DISTINCT COUNT (exact)
For example, suppose you wanted to know how many distinct customers purchased a particular product. If a single customer buys a product more than once, an additive count will count the customer twice and give incorrect results. For example, there was a total of 6 sales for the product, but those sales came from only 5 distinct customers. In order to get the correct results, you need to look at the individual customers who bought the product, and take out the duplicates.

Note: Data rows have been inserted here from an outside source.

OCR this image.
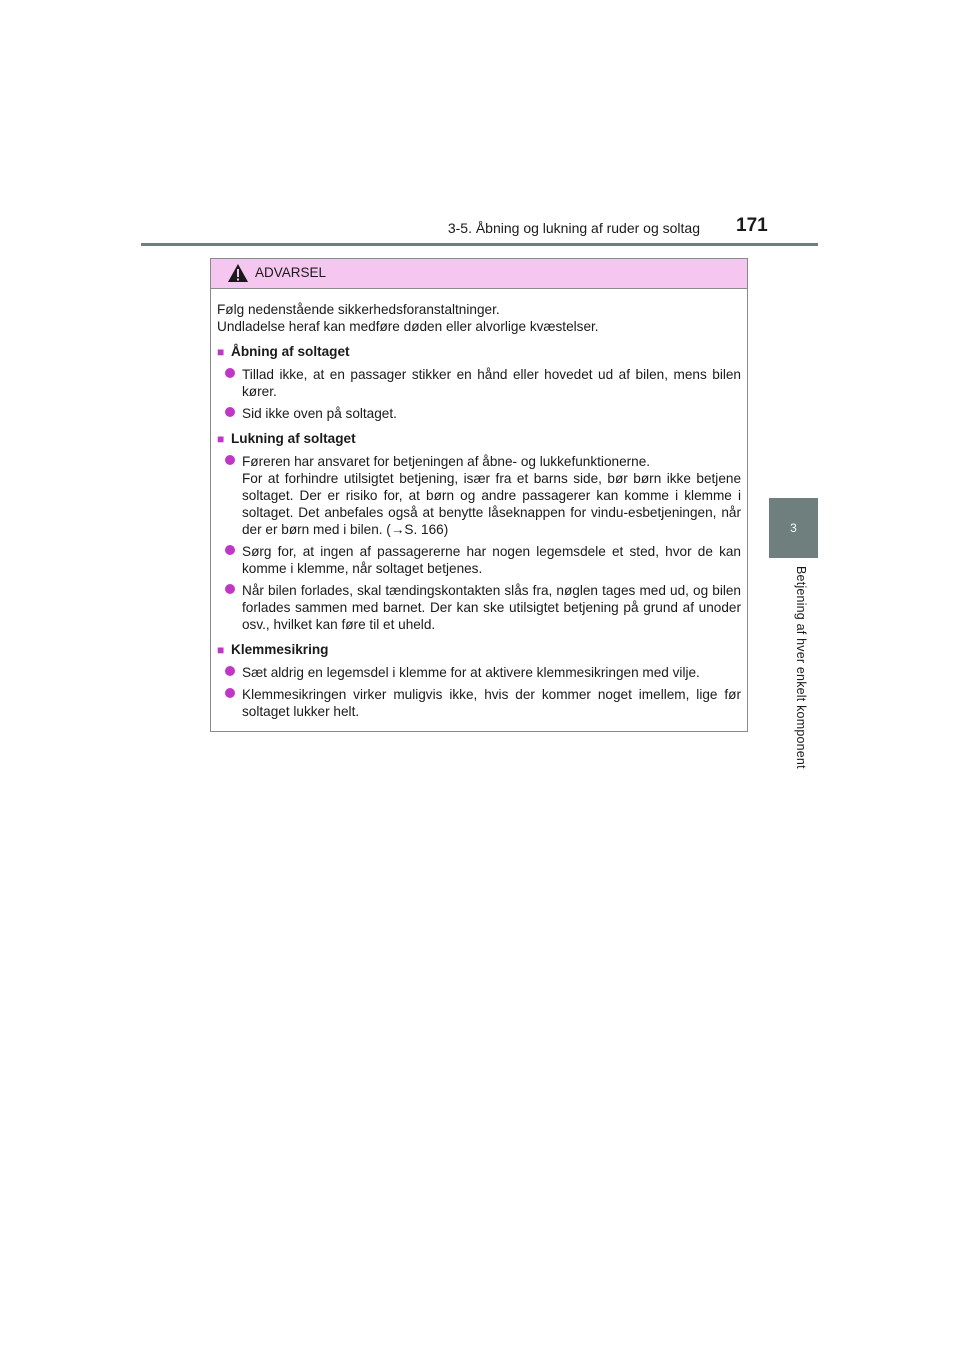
3-5. Åbning og lukning af ruder og soltag 171
3
Betjening af hver enkelt komponent
ADVARSEL

Følg nedenstående sikkerhedsforanstaltninger.

Undladelse heraf kan medføre døden eller alvorlige kvæstelser.

■ Åbning af soltaget
Tillad ikke, at en passager stikker en hånd eller hovedet ud af bilen, mens bilen kører.
Sid ikke oven på soltaget.
■ Lukning af soltaget

Føreren har ansvaret for betjeningen af åbne- og lukkefunktionerne.

For at forhindre utilsigtet betjening, især fra et barns side, bør børn ikke betjene soltaget. Der er risiko for, at børn og andre passagerer kan komme i klemme i soltaget. Det anbefales også at benytte låseknappen for vindu-esbetjeningen, når der er børn med i bilen. (→S. 166)

Sørg for, at ingen af passagererne har nogen legemsdele et sted, hvor de kan komme i klemme, når soltaget betjenes.
Når bilen forlades, skal tændingskontakten slås fra, nøglen tages med ud, og bilen forlades sammen med barnet. Der kan ske utilsigtet betjening på grund af unoder osv., hvilket kan føre til et uheld.
■ Klemmesikring
Sæt aldrig en legemsdel i klemme for at aktivere klemmesikringen med vilje.
Klemmesikringen virker muligvis ikke, hvis der kommer noget imellem, lige før soltaget lukker helt.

The AtScale engine does not create aggregates for this type of metric because the engine would have to compute and store every exact combination of dimension members to ensure accuracy, which is not scalable. For example, to count the number of customer purchases by gender (which has 2 distinct values - Male, Female) and by state (which has potentially 50 distinct values - AZ, CA, TX, and so on), the intersection of those two dimensions alone would require 100 pre-computed values for each non-additive metric.
Percentile
Before trying to create a percentile metric, make sure you are using a data warehouse that supports Percentile Metrics. This feature is supported on the Data Warehouses with NTILE checked on the Data Warehouse Support Matrix.
With Percentile metrics, analysts using client BI tools can query data sources to show data values at percentile ranks, to insulate their analyses from outliers, and to find the percentile rank for specific records.

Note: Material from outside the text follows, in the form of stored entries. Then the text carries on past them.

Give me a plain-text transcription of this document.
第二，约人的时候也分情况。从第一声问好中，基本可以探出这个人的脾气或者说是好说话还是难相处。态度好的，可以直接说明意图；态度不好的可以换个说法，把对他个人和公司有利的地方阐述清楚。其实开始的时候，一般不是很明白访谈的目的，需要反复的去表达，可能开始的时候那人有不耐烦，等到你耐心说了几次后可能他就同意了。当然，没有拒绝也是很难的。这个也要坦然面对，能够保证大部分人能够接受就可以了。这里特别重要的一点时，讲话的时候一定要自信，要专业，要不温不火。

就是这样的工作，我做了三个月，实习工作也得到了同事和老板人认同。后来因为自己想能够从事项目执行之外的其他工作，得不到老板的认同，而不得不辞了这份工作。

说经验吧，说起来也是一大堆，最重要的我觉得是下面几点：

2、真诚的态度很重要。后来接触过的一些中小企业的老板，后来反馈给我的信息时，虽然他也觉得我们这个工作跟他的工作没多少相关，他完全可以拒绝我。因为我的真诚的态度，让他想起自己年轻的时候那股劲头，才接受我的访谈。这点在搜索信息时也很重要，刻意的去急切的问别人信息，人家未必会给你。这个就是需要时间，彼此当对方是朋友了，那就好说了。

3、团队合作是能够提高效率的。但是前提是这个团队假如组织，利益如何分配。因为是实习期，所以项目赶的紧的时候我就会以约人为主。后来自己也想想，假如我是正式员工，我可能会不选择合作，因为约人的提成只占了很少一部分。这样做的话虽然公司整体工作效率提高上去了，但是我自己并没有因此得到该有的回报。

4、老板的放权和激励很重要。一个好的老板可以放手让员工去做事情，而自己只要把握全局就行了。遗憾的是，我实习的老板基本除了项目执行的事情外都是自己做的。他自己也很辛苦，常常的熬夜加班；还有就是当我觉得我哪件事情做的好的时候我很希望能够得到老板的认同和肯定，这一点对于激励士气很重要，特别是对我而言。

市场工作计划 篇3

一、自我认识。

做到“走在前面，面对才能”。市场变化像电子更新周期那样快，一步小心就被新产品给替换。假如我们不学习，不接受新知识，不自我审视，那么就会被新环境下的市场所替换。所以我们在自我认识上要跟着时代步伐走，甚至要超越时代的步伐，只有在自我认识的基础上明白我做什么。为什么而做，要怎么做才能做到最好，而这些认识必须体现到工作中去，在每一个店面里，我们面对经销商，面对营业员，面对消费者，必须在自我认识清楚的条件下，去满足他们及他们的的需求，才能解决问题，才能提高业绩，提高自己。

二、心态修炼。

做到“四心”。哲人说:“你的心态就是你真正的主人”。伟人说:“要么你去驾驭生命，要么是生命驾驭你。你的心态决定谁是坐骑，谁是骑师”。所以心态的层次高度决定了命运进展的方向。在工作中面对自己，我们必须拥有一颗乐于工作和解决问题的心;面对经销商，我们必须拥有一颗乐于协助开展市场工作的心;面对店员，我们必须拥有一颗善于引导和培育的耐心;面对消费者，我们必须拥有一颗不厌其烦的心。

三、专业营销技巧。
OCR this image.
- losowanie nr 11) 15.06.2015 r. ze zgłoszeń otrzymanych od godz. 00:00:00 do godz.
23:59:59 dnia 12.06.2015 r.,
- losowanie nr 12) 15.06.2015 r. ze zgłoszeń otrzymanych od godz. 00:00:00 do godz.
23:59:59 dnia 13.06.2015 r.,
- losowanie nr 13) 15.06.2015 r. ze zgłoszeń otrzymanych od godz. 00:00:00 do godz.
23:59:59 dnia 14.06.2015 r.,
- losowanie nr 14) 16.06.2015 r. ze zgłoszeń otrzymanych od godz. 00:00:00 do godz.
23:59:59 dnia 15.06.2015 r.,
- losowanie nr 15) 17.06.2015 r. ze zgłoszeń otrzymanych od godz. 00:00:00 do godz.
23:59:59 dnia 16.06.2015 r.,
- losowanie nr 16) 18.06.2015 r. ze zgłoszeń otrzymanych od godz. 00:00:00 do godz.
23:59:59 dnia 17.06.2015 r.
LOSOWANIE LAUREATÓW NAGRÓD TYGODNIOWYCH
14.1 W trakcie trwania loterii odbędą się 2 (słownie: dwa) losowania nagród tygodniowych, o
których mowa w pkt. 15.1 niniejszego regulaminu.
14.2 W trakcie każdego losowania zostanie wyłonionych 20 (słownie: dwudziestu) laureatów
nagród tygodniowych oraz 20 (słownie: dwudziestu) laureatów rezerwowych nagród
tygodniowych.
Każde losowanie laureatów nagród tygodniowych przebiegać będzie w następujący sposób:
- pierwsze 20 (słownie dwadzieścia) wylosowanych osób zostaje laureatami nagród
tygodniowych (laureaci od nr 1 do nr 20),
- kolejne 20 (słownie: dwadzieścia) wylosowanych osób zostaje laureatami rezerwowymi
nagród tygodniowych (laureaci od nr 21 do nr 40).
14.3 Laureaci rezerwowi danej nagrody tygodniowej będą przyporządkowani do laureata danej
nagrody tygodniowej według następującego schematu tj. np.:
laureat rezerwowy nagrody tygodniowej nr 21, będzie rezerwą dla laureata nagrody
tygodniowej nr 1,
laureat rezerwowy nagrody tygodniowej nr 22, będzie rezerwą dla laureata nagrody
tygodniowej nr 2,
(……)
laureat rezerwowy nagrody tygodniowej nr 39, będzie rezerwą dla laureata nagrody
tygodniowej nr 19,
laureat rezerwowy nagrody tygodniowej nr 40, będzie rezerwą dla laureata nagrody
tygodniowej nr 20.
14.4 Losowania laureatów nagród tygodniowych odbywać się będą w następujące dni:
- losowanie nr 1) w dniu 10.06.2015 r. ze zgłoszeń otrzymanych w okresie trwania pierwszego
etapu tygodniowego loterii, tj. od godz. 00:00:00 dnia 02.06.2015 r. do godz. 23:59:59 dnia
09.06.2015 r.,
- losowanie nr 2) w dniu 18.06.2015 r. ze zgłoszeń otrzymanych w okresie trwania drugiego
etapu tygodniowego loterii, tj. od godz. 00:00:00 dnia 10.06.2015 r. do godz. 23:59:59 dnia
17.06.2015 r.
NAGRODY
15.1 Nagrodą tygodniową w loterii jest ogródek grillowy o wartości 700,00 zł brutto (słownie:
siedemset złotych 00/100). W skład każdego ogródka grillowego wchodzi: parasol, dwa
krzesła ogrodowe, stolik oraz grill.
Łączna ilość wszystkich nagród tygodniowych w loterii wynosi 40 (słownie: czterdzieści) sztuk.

You can create percentile metrics on numeric columns that use the float or integer data type. These metrics can estimate values at specific quantiles: median, quartile, or decile. AtScale estimates the values through an algorithm that requires memory and CPU resources in your data warehouse.

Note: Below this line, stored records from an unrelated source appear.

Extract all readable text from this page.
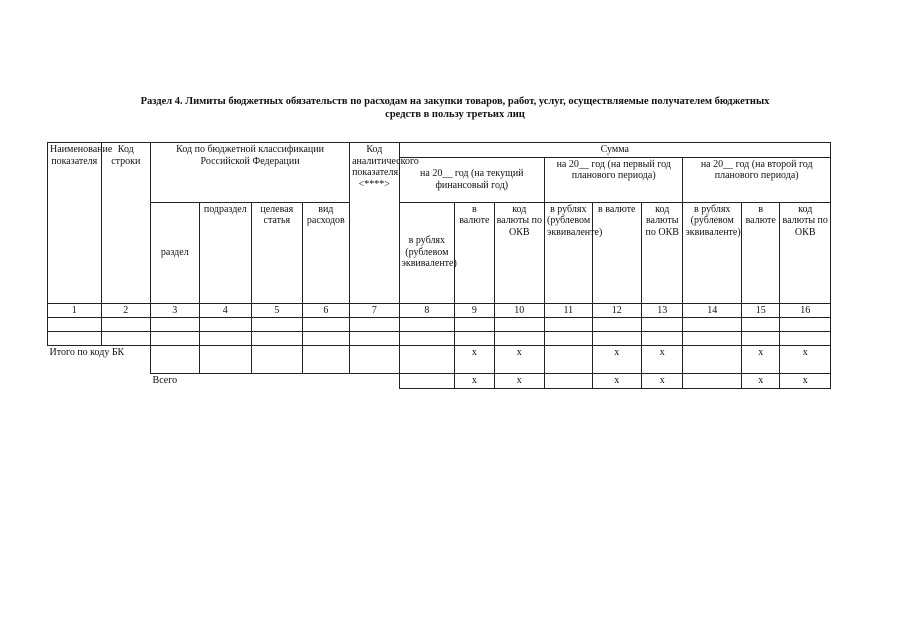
Раздел 4. Лимиты бюджетных обязательств по расходам на закупки товаров, работ, услуг, осуществляемые получателем бюджетных
средств в пользу третьих лиц
Наименование показателя	Код строки	Код по бюджетной классификации Российской Федерации				Код аналитического показателя <****>	Сумма								
							на 20__ год (на текущий финансовый год)			на 20__ год (на первый год планового периода)			на 20__ год (на второй год планового периода)		
		раздел	подраздел	целевая статья	вид расходов		в рублях (рублевом эквиваленте)	в валюте	код валюты по ОКВ	в рублях (рублевом эквиваленте)	в валюте	код валюты по ОКВ	в рублях (рублевом эквиваленте)	в валюте	код валюты по ОКВ
1	2	3	4	5	6	7	8	9	10	11	12	13	14	15	16

Итого по коду БК								x	x		x	x		x	x
		Всего						x	x		x	x		x	x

Note: You can only set the quantile of the metric by editing the file's underlying SML. For more information, see the AtScale SML Object Documentation on GitHub.
The higher the quality of the estimate you want AtScale to calculate, the more memory is required. Whn you create a percentile metric, you can set a level of quality: 1 - 50,000. Quality values can be broken down as follows:
- 50: Low quality
- 200: Medium qualtiy
- 1000: High quality
Note: You can only set the quality of the metric by editing the file's underlying SML. For more information, see the AtScale SML Object Documentation on GitHub.
Consider the following when deciding which level of quality to set:
-
Dimensionality of the queries that will use your percentile metrics
Queries that reference a large number of dimensions require more memory on the nodes of your data warehouse than do queries that reference a smaller number of dimensions. Of course, "large" and "small" are relative to your system resources and the number of dimensions in your data models.
If the bulk of the queries that will use the metric will reference a large number of dimensions, use either a low (50) or medium (200) quality estimate. Lower quality estimates require less memory in your data warehouse than high quality ones (1000), but at the cost of less accurate estimates of percentile values.
If the bulk of the queries that will use the metric will reference a smaller number of dimensions, use either a medium or high quality estimate. A high estimate provides more accurate percentile estimates (with the accuracy of a medium value somewhere in between high and low), but at the cost of more memory in your data warehouse.
-
Amount of memory on each node of your data warehouse
The task of percentile estimation during query processing is divided across your nodes. High quality estimates require more memory, whereas as low quality estimates require relatively less memory. Data warehouses that have a smaller number of nodes must have relatively more memory per node than data warehouses that have a larger number of nodes; the reason is that, if you have fewer nodes, more processing must be done on each node than is the case when you have more nodes.
-
Higher qualities
As previously mentioned, the level of quality can be set using an integer number between 1 - 50,000. For large data sets (billions of rows), setting a higher quality value (for example, 15000) can help improve the results.
Ultimately, you will need to run tests that are based on the criteria listed above to decide which quality setting to use.
More information on creating percentile metrics, see Add Additive or Non-Additive Metrics and the AtScale SML Object Documentation on GitHub.
Percentile example
Suppose you have an aggregate with these characteristics:
- It contains one or more percentile metrics.
- It contains or joins to the lowest level of a hierarchy in a dimension.
Next, suppose that a query is issued for a percentile ranking based on a level higher in the hierarchy of the dimension.
If the AGGREGATES.CREATE.BUILDFROMEXISTING
engine setting is set to
True (its default value), then the engine can satisfy the query by
creating a smaller aggregate based on the current aggregate, rather than
by scanning the fact table. The engine can do this whether the first
aggregate is system-defined or user-defined.
For example, suppose that the engine created an aggregate in response to queries for the median net sales price for an item in each state. If a query subsequently asks for the median net sales per country, the engine can create a new aggregate by rolling up the data in the existing aggregate. The alternative to creating this second aggregate would be for the engine to scan the fact table.